- Location: Interlaken Lakeside Reserve, Midlands, Tasmania
- Coordinates: 42°11′S 147°10′E﻿ / ﻿42.18°S 147.17°E
- Type: natural
- Primary inflows: Lake Sorell
- Primary outflows: Clyde River
- Catchment area: 214 square kilometres (83 sq mi)
- Basin countries: Australia
- Max. length: 7 kilometres (4.3 mi)
- Max. width: 5 kilometres (3.1 mi)
- Surface area: 23 square kilometres (8.9 sq mi)
- Average depth: 1.5 metres (4 ft 11 in)
- Max. depth: 2.4 metres (7 ft 10 in)
- Surface elevation: 803.8 metres (2,637 ft)
- Settlements: Interlaken

= Lake Crescent (Tasmania) =

Lake in Tasmania, Australia

Lake Crescent is a man-made reservoir in the eastern side of the Midlands region of Tasmania, Australia, approximately 100 km north of Hobart.

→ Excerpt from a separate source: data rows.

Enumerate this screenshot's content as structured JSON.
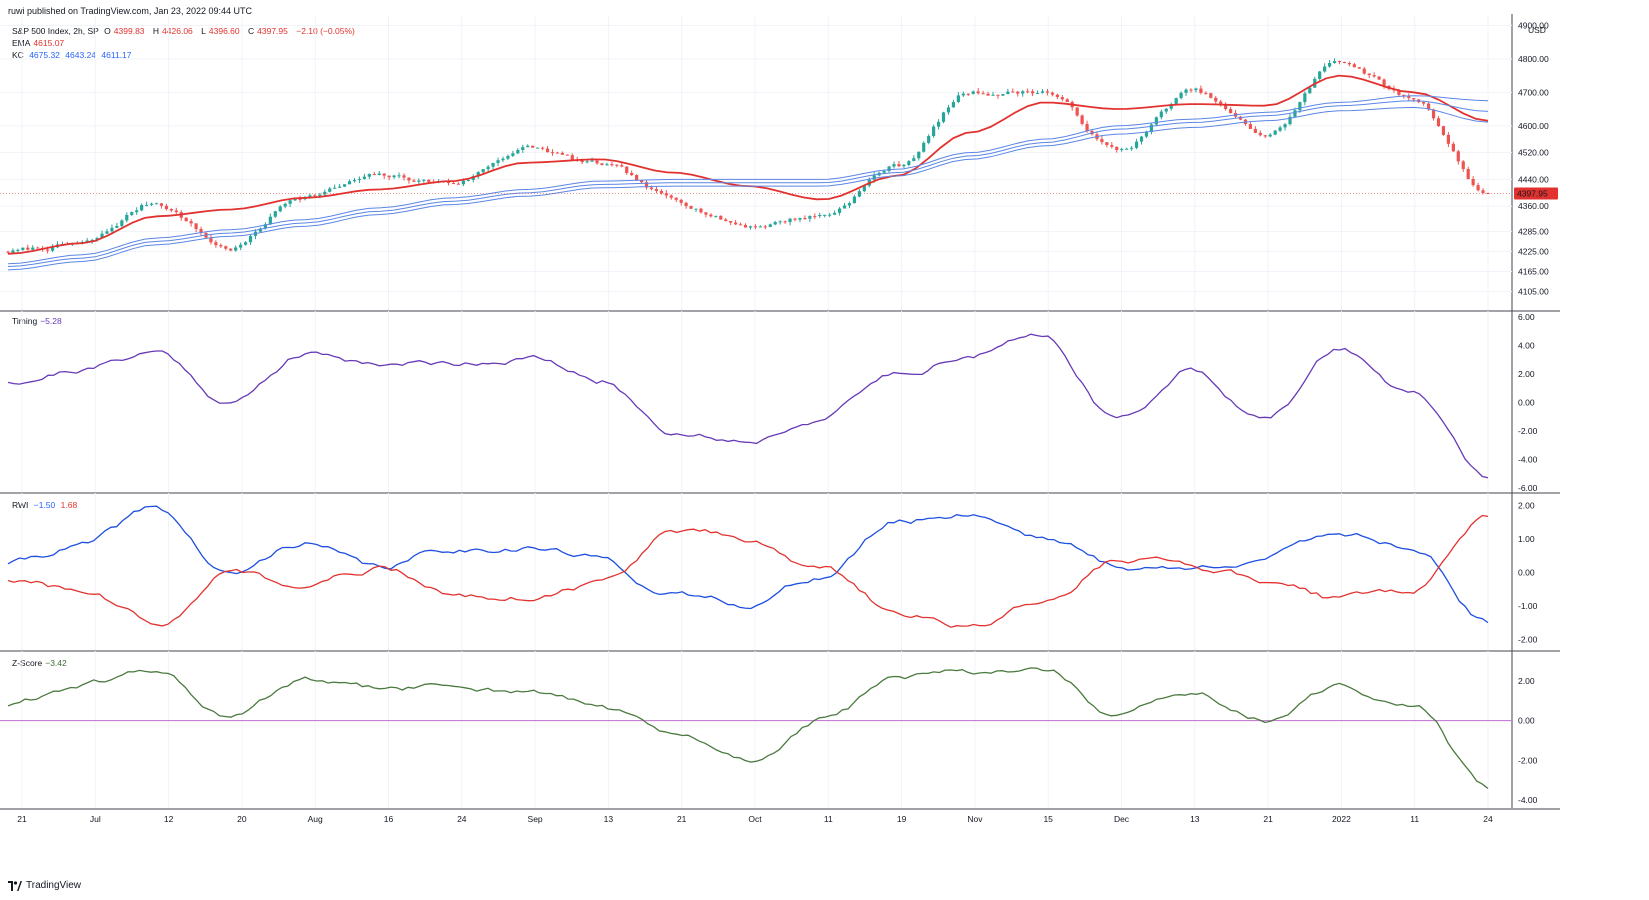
{
  "publisher": "ruwi published on TradingView.com, Jan 23, 2022 09:44 UTC",
  "footer": {
    "brand": "TradingView",
    "logo_icon": "tradingview-logo-icon"
  },
  "colors": {
    "price_up": "#26a69a",
    "price_down": "#ef5350",
    "ema": "#e2322f",
    "kc": "#5b86e5",
    "timing": "#673ab7",
    "rwi_high": "#1e4fe0",
    "rwi_low": "#e2322f",
    "zscore": "#4a7a3f",
    "zero_line": "#c77fd6",
    "last_price_tag": "#e2322f"
  },
  "header": {
    "symbol": "S&P 500 Index, 2h, SP",
    "ohlc": {
      "o_label": "O",
      "o": "4399.83",
      "h_label": "H",
      "h": "4426.06",
      "l_label": "L",
      "l": "4396.60",
      "c_label": "C",
      "c": "4397.95",
      "chg": "−2.10 (−0.05%)"
    },
    "ema": {
      "label": "EMA",
      "value": "4615.07"
    },
    "kc": {
      "label": "KC",
      "upper": "4675.32",
      "mid": "4643.24",
      "lower": "4611.17"
    }
  },
  "currency": "USD",
  "last_price": "4397.95",
  "chart_data": [
    {
      "type": "candlestick",
      "title": "S&P 500 Index, 2h, SP",
      "ylabel": "USD",
      "y_ticks": [
        "4900.00",
        "4800.00",
        "4700.00",
        "4600.00",
        "4520.00",
        "4440.00",
        "4360.00",
        "4285.00",
        "4225.00",
        "4165.00",
        "4105.00"
      ],
      "x": [
        "Jun 21",
        "Jul",
        "Jul 12",
        "Jul 20",
        "Aug",
        "Aug 16",
        "Aug 24",
        "Sep",
        "Sep 13",
        "Sep 21",
        "Oct",
        "Oct 11",
        "Oct 19",
        "Nov",
        "Nov 15",
        "Dec",
        "Dec 13",
        "Dec 21",
        "2022",
        "Jan 11",
        "Jan 24"
      ],
      "close": [
        4225,
        4245,
        4370,
        4235,
        4395,
        4445,
        4430,
        4535,
        4480,
        4375,
        4305,
        4335,
        4480,
        4700,
        4705,
        4525,
        4700,
        4570,
        4795,
        4680,
        4398
      ],
      "series": [
        {
          "name": "EMA",
          "values": [
            4218,
            4250,
            4330,
            4350,
            4385,
            4410,
            4435,
            4490,
            4500,
            4460,
            4420,
            4380,
            4450,
            4580,
            4670,
            4650,
            4665,
            4660,
            4750,
            4700,
            4615
          ]
        },
        {
          "name": "KC upper",
          "values": [
            4188,
            4215,
            4265,
            4290,
            4320,
            4355,
            4385,
            4410,
            4435,
            4440,
            4440,
            4440,
            4470,
            4520,
            4560,
            4600,
            4620,
            4640,
            4670,
            4690,
            4675
          ]
        },
        {
          "name": "KC mid",
          "values": [
            4180,
            4205,
            4255,
            4280,
            4310,
            4345,
            4375,
            4400,
            4425,
            4430,
            4430,
            4430,
            4460,
            4510,
            4550,
            4590,
            4610,
            4630,
            4660,
            4675,
            4643
          ]
        },
        {
          "name": "KC lower",
          "values": [
            4170,
            4195,
            4245,
            4270,
            4300,
            4335,
            4365,
            4390,
            4415,
            4420,
            4420,
            4420,
            4450,
            4500,
            4540,
            4575,
            4595,
            4615,
            4645,
            4655,
            4611
          ]
        }
      ],
      "ylim": [
        4080,
        4910
      ]
    },
    {
      "type": "line",
      "title": "Timing",
      "value_label": "−5.28",
      "y_ticks": [
        "6.00",
        "4.00",
        "2.00",
        "0.00",
        "-2.00",
        "-4.00",
        "-6.00"
      ],
      "ylim": [
        -6,
        6
      ],
      "x": [
        "Jun 21",
        "Jul",
        "Jul 12",
        "Jul 20",
        "Aug",
        "Aug 16",
        "Aug 24",
        "Sep",
        "Sep 13",
        "Sep 21",
        "Oct",
        "Oct 11",
        "Oct 19",
        "Nov",
        "Nov 15",
        "Dec",
        "Dec 13",
        "Dec 21",
        "2022",
        "Jan 11",
        "Jan 24"
      ],
      "values": [
        1.5,
        2.4,
        3.6,
        0.0,
        3.4,
        2.8,
        2.8,
        3.2,
        1.5,
        -2.0,
        -2.6,
        -1.0,
        2.0,
        3.4,
        4.7,
        -1.2,
        2.4,
        -1.2,
        3.8,
        0.5,
        -5.28
      ]
    },
    {
      "type": "line",
      "title": "RWI",
      "y_ticks": [
        "2.00",
        "1.00",
        "0.00",
        "-1.00",
        "-2.00"
      ],
      "ylim": [
        -2.2,
        2.2
      ],
      "x": [
        "Jun 21",
        "Jul",
        "Jul 12",
        "Jul 20",
        "Aug",
        "Aug 16",
        "Aug 24",
        "Sep",
        "Sep 13",
        "Sep 21",
        "Oct",
        "Oct 11",
        "Oct 19",
        "Nov",
        "Nov 15",
        "Dec",
        "Dec 13",
        "Dec 21",
        "2022",
        "Jan 11",
        "Jan 24"
      ],
      "series": [
        {
          "name": "",
          "value_label": "−1.50",
          "values": [
            0.3,
            0.8,
            1.9,
            -0.1,
            0.9,
            0.1,
            0.7,
            0.8,
            0.4,
            -0.7,
            -0.9,
            -0.1,
            1.5,
            1.8,
            1.1,
            0.2,
            0.1,
            0.5,
            1.2,
            0.8,
            -1.5
          ]
        },
        {
          "name": "",
          "value_label": "1.68",
          "values": [
            -0.2,
            -0.6,
            -1.5,
            0.1,
            -0.5,
            0.1,
            -0.6,
            -0.7,
            -0.3,
            1.2,
            1.0,
            0.1,
            -1.2,
            -1.6,
            -0.9,
            0.4,
            0.2,
            -0.2,
            -0.8,
            -0.5,
            1.68
          ]
        }
      ]
    },
    {
      "type": "line",
      "title": "Z-Score",
      "value_label": "−3.42",
      "y_ticks": [
        "2.00",
        "0.00",
        "-2.00",
        "-4.00"
      ],
      "ylim": [
        -4.2,
        3.2
      ],
      "baseline": 0,
      "x": [
        "Jun 21",
        "Jul",
        "Jul 12",
        "Jul 20",
        "Aug",
        "Aug 16",
        "Aug 24",
        "Sep",
        "Sep 13",
        "Sep 21",
        "Oct",
        "Oct 11",
        "Oct 19",
        "Nov",
        "Nov 15",
        "Dec",
        "Dec 13",
        "Dec 21",
        "2022",
        "Jan 11",
        "Jan 24"
      ],
      "values": [
        0.8,
        1.8,
        2.5,
        0.1,
        2.0,
        1.5,
        1.7,
        1.5,
        0.7,
        -0.8,
        -2.0,
        0.0,
        2.0,
        2.4,
        2.6,
        0.1,
        1.4,
        0.0,
        1.6,
        0.8,
        -3.42
      ]
    }
  ],
  "x_axis": {
    "labels": [
      "21",
      "Jul",
      "12",
      "20",
      "Aug",
      "16",
      "24",
      "Sep",
      "13",
      "21",
      "Oct",
      "11",
      "19",
      "Nov",
      "15",
      "Dec",
      "13",
      "21",
      "2022",
      "11",
      "24"
    ]
  }
}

Lake Crescent is the main home for the golden galaxias Galaxias auratus. Carp, Cyprinus carpio, were discovered in the lake in 1995, but were eradicated using innovative techniques. Ramsar is an internationally significant wetland game reserve. The short-finned freshwater eel (Anguilla australis) used to migrate to Lake Crescent from the ocean. However its movement has been impounded by dams on the Derwent River, and mesh screens on the Clyde River to limit the movement of carp. The Inland Fishers Service has been stocking elvers into the lake to sustain a commercial eel fishery. Other fish that are stocked and fished from the lake are brown trout and rainbow trout.

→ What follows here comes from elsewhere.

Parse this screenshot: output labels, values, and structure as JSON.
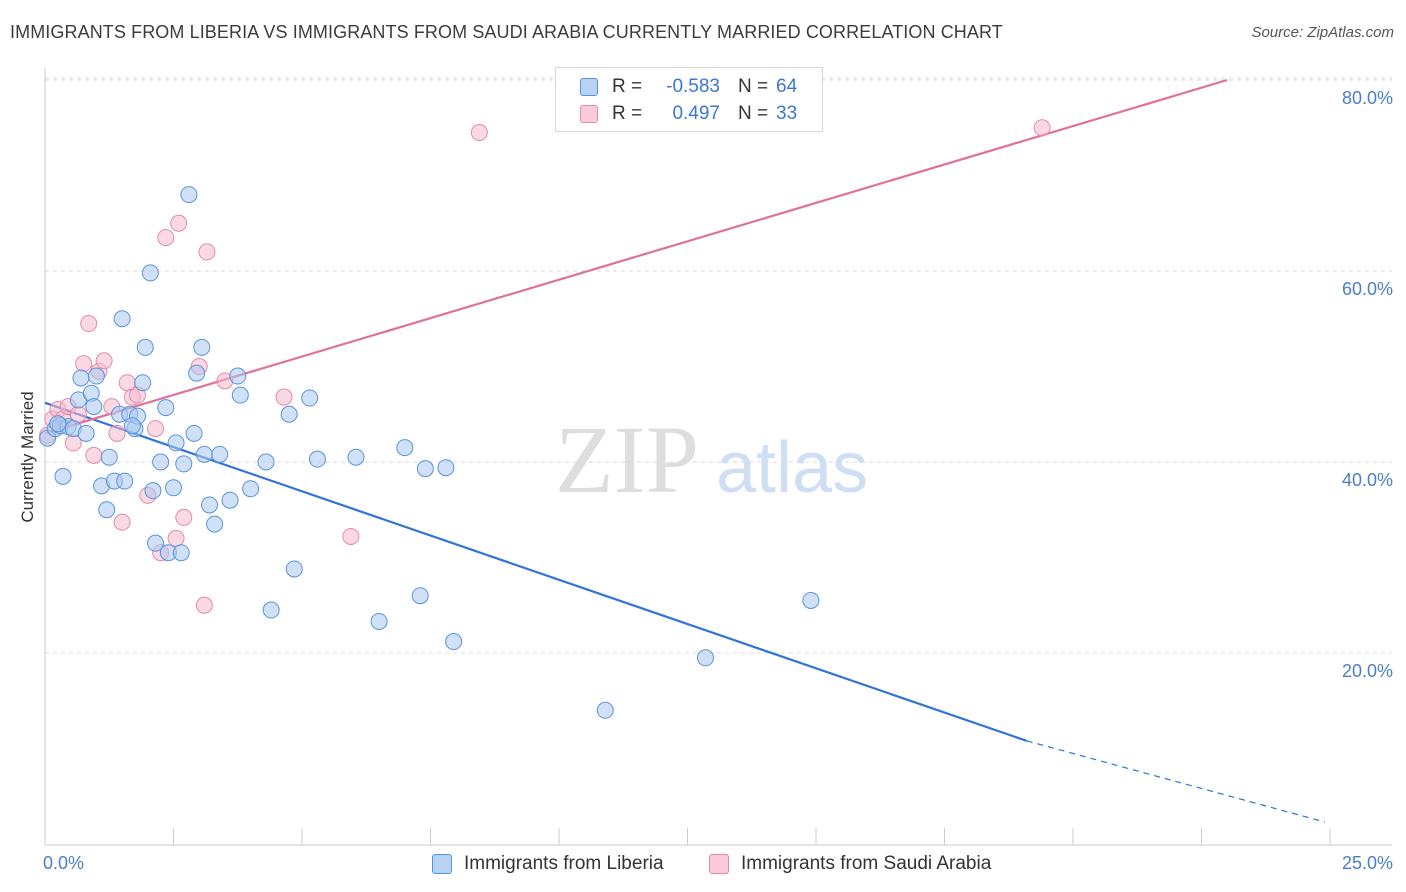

There is one boatramp into the lake accessed from Lake Crescent Road. Other roads in the vicinity are Interlaken Road C527, Dennistoun Road C528, and Laycock Drive. The closest camping ground is at Dago Point on Lake Sorell. Named features on the western side of the lake are Teatree Point, Andrews Bay, Big Bay, Jacks Point. The southern edge is called Table Mountain Shore. The eastern side has coastlines called Boathouse Shore, and Sandbank Shore terminating at Triffitt Point. Lakeside Island is in the northern part.

The Interlaken Waste Transfer Station is on Dennistoun Rd.